Most rhabdomyosarcomas are diagnosed after a person develops symptoms. These may include:
- a lump that can be seen or felt – it may or may not be painful
- bleeding from the nose, vagina, rectum or throat, if the tumour is in these areas
- tingling, numbness, pain and loss of movement, if the tumour presses on nerves in the area
Source: Macmillan Cancer Support
Since being diagnosed, Daisy has gone through over 20 cycles of chemotherapy, 50 sessions of radiotherapy and numerous operations to try to stabilise the disease.
However, after two years of treatments, she has now revealed that her body has stopped responding to the few drugs available for Sarcoma on the NHS.
Tumours are still growing, and the cancer is still aggressively spreading to more vital organs such as Daisy’s liver and pancreas. It has also spread to her hips, and other debilitating areas.
She said: ‘This means my quality of life is very poor as I struggle to walk and my body is exhausted from all the treatment.’
Daisy says the disease has spread to her vital organs including her liver and pancreas, as well as her hips and other areas (pictured in hospital in May)
Desperate to find a solution, she said her family spent endless hours and ‘many late nights’ researching to try to find a cure.
She explained: ‘We have found that the USA have a trial drug available, which works alongside my current chemotherapy, to try and slow the spread of my aggressive disease down.’

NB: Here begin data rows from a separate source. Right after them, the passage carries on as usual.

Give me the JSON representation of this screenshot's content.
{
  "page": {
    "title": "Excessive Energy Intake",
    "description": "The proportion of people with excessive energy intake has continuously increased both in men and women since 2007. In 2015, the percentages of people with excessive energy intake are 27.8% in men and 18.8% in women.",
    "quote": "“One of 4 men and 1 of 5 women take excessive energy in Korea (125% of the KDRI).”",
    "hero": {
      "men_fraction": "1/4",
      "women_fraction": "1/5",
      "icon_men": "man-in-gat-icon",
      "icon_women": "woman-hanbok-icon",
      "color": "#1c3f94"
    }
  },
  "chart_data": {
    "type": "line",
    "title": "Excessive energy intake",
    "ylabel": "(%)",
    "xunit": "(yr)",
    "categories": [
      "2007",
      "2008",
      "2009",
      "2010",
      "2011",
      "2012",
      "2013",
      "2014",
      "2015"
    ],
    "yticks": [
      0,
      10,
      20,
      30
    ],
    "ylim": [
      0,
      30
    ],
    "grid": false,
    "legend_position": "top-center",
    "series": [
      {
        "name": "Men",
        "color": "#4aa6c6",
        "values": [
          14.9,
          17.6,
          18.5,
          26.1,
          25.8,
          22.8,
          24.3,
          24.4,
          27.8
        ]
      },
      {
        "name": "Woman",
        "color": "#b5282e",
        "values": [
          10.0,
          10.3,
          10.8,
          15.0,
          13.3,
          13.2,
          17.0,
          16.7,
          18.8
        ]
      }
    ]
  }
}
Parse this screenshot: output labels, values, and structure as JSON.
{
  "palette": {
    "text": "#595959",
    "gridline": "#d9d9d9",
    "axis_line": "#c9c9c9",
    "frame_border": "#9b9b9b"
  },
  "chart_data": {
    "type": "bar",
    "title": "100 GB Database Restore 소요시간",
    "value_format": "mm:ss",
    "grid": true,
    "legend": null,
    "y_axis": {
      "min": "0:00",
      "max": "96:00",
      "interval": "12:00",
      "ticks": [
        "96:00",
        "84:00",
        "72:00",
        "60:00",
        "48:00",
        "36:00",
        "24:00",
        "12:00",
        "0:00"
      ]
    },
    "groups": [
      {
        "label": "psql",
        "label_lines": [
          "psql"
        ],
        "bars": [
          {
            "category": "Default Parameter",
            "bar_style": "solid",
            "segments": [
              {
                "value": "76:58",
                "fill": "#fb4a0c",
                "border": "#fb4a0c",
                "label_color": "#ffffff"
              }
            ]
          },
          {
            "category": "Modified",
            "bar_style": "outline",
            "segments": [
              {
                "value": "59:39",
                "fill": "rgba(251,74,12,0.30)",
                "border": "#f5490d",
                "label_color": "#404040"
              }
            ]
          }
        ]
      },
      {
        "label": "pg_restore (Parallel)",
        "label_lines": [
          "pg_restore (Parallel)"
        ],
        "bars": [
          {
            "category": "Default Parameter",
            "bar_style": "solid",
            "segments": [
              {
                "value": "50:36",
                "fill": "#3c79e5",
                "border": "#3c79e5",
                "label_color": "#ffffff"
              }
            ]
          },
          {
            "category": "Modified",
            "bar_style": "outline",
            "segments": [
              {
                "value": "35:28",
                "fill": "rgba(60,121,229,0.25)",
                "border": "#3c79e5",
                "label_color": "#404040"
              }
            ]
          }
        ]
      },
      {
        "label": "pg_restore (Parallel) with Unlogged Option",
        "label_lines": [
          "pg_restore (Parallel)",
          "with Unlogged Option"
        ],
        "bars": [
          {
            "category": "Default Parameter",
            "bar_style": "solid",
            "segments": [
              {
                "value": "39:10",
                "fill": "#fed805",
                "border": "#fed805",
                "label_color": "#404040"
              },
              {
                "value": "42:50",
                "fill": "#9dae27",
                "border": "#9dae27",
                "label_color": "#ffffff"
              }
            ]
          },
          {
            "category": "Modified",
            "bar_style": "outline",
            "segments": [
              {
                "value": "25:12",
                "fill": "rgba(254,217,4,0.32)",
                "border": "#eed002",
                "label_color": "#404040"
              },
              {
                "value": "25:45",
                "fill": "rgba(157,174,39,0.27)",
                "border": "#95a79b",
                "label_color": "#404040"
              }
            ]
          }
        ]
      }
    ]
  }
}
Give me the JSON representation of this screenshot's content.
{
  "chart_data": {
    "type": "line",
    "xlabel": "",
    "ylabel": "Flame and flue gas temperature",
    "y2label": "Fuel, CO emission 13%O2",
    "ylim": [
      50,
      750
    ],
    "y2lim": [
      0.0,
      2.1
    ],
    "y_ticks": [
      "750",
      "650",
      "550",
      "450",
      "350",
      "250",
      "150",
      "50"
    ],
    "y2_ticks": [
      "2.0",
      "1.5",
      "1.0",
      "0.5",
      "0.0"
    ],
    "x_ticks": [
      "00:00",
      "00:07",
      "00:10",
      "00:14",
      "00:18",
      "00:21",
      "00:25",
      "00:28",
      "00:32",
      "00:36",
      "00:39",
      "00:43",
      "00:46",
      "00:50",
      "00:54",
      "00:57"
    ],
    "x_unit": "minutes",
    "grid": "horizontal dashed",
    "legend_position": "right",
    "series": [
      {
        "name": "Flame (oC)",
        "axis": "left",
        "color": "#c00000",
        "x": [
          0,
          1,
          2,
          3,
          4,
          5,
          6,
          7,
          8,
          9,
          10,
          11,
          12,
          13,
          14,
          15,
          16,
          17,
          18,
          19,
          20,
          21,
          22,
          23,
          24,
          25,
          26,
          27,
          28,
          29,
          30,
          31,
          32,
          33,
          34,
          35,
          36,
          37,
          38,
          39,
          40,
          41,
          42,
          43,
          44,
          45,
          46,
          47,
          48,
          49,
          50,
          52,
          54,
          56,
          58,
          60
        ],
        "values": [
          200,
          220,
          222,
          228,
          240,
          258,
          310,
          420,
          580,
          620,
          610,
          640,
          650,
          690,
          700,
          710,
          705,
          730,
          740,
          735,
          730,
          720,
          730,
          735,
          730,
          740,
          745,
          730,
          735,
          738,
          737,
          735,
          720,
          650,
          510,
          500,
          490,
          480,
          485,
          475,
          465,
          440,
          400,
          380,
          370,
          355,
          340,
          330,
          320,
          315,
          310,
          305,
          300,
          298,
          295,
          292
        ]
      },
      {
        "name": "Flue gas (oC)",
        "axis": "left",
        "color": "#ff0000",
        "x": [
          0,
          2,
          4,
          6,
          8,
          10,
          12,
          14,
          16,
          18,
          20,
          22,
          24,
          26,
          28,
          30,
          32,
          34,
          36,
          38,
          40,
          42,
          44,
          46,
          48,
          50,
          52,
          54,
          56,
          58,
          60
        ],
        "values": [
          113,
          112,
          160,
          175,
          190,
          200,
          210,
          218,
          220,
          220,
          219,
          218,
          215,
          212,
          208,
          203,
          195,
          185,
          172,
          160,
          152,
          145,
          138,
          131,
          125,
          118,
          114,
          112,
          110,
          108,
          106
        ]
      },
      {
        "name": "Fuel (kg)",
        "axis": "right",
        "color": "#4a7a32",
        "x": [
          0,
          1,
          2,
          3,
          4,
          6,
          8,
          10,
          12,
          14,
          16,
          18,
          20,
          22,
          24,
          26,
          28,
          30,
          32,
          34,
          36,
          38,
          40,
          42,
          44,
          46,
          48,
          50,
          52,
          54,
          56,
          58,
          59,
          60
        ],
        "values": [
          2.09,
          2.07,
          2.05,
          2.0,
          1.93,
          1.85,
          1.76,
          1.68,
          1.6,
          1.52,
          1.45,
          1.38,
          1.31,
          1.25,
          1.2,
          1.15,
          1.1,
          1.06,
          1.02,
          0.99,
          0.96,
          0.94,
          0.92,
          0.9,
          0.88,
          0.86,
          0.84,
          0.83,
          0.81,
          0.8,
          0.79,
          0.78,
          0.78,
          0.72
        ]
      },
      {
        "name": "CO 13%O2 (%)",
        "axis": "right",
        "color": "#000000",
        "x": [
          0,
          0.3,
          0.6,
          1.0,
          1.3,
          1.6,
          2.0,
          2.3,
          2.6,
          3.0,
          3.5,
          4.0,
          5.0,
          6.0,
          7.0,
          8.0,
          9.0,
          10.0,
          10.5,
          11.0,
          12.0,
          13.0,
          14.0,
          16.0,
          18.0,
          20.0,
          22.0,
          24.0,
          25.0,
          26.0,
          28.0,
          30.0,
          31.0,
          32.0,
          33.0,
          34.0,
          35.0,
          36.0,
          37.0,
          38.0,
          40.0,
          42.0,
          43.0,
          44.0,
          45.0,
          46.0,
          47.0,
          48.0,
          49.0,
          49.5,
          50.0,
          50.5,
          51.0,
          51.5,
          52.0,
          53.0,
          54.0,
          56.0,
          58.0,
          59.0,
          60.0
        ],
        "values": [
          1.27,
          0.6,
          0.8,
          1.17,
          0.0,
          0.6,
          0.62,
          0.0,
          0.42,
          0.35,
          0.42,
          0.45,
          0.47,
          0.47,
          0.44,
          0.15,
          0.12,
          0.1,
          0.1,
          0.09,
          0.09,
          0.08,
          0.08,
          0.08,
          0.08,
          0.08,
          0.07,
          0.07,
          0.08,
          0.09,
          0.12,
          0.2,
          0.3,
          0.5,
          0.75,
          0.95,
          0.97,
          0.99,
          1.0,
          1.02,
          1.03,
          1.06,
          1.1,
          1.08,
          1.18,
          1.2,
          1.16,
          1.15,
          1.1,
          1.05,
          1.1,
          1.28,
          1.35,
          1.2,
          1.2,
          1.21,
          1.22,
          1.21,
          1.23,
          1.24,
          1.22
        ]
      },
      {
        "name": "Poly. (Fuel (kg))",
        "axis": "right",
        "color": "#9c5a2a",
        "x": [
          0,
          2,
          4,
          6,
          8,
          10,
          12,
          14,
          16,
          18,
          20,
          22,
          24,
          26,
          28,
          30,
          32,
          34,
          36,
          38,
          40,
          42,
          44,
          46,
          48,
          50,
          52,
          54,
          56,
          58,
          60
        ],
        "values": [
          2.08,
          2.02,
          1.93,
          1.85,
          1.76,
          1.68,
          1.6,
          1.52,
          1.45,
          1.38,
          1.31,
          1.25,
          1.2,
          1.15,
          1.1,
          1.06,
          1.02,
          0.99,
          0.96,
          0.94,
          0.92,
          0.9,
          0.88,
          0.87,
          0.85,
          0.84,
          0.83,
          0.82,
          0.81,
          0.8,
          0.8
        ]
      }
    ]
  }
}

But sadly, due to Daisy’s current chemotherapy and her general health, she is not well enough to fly to America to be part of the trial.
The blogger says she has now exhausted all options on the NHS and called private treatment her ‘last hope’ (pictured in May, celebrating her birthday two years after diagnosis)
She has now launched a GoFundMe page to fundraise £300,000, which she hopes would fund possible targeted therapy and immunotherapy drugs privately in the UK or possibly abroad.
She said: ‘I am so grateful for the NHS. It has made me realise how incredibly lucky we are to have free healthcare, as I am now needing to fundraise enough money for possible targeted therapy and immunotherapy drugs which aren’t available on the NHS.’
Calling the fundraising effort her last hope, she continued: ‘As a family we have never wanted to ask for money, however we have no choice as the potential extra costs are thousands of pounds a month.’
The 23 year old has been fighting a rare and aggressive cancer called Alveolar Rhabdomyosarcoma for two years, but has now exhausted all options on the NHS (pictured in July, wearing a wig)
Since launching the fundraising page just days ago, Daisy has raised over £40,000 with thousands of people donating to the cause.
She bravely said that should she not be well enough to have more treatment, any funds would go to Sarcoma UK.
She added that she hoped it would ‘help prevent anybody else going through half of what I have’.